Exercise M4.04

miwojc · 20 June 2021 10:27

When i execute the exercise M4.04 code (also checked solution, i just pulled from github to maker sure i have latest notebooks) i get repeated coefficients for repeated features. results are different than in the course website notebook
local:

website course solution:

echidne · 20 June 2021 14:27

Hi @miwojc ,

I also did the exercice localy and i did not see difference with the solution on the web site.
The graph and the array of coefficients you are obtained locally should be the result of the Ridge model ( as you can see at the bottom of the solution). Are you sure you did not be confused in your notebook between the 2 models ??

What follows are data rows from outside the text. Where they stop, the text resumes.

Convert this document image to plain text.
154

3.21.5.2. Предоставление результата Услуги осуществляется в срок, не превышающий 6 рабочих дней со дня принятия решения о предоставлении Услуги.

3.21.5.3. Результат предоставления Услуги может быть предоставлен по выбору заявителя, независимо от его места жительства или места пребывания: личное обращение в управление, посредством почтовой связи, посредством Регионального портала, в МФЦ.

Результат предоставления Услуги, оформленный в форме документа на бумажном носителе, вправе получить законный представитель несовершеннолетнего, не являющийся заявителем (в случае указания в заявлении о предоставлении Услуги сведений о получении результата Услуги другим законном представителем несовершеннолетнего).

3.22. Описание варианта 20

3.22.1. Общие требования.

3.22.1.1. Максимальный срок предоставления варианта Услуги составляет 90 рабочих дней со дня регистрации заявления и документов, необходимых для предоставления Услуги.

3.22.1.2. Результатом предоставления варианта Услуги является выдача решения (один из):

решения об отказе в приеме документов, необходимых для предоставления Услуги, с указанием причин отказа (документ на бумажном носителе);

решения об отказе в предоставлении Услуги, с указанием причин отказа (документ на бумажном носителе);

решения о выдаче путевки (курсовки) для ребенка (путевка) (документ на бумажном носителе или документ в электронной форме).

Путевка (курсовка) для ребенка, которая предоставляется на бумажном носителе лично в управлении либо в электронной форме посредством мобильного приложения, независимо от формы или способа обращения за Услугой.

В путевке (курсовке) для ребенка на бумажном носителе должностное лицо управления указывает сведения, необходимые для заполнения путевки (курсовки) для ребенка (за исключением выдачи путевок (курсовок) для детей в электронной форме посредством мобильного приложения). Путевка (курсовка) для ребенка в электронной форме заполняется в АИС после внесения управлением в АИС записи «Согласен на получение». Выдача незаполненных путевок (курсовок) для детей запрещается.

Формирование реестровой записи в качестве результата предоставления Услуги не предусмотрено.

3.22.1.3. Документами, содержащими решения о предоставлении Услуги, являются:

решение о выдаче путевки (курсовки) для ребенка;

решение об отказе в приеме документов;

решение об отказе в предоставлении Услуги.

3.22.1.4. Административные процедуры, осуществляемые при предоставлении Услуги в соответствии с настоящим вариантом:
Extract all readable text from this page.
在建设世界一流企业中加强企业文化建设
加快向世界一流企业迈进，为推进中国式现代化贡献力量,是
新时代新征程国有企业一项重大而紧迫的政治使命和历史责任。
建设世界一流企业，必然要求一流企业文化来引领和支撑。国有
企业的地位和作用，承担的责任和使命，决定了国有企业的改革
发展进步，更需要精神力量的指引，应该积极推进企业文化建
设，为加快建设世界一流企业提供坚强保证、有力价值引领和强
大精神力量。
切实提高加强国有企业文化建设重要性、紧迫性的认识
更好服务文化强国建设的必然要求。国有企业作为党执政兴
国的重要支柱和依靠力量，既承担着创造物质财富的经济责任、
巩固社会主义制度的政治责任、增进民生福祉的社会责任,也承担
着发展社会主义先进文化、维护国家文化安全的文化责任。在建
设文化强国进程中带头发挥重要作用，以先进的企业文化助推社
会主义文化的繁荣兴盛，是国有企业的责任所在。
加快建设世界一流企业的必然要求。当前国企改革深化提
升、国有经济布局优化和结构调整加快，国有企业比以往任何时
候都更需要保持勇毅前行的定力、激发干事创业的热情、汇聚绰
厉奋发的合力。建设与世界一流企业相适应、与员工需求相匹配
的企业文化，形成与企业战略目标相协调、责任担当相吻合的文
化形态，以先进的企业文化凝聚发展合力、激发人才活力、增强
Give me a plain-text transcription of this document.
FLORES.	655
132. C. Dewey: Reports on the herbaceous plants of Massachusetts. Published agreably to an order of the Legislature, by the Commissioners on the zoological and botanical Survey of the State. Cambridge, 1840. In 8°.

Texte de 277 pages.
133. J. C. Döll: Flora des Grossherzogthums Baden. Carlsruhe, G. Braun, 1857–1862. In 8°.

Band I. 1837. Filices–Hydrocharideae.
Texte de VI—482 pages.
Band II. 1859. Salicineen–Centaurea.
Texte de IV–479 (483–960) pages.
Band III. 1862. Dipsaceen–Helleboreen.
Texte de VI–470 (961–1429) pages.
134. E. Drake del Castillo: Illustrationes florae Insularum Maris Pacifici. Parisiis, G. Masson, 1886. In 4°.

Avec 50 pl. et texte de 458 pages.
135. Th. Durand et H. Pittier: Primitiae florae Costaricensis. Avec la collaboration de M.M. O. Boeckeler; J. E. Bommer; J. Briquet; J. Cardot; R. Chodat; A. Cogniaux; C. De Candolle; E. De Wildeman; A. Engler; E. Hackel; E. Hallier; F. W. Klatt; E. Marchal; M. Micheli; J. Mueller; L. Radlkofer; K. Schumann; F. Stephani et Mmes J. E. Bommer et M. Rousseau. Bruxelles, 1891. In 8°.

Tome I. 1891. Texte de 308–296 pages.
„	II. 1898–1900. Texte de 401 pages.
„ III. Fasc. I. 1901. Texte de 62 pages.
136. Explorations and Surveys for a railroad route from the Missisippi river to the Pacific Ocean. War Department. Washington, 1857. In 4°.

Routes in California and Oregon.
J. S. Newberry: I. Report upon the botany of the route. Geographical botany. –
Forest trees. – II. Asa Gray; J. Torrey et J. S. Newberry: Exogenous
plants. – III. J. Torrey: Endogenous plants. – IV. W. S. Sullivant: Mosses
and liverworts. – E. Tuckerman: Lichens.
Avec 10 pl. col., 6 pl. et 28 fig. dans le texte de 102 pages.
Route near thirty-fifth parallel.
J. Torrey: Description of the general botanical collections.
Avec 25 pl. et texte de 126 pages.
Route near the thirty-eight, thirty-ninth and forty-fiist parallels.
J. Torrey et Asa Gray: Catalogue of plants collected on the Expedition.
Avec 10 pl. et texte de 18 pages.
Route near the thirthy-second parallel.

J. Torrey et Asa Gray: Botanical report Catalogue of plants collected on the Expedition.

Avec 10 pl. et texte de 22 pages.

my local results for the linear_regression model :

and for the Ridge one :

glemaitre58 · 20 June 2021 17:31

@miwojc we wanted to point out a numerical issue and it might be that this behaviour is only reproducible in some OS. Are you using Linux? If you are using Linux, then it is a bit surprising and we should look at the low-level library used by SciPy and check differences then.

miwojc · 20 June 2021 19:05

I use JupyterLab and Windows Subsystem for Linux 2 to run the notebooks.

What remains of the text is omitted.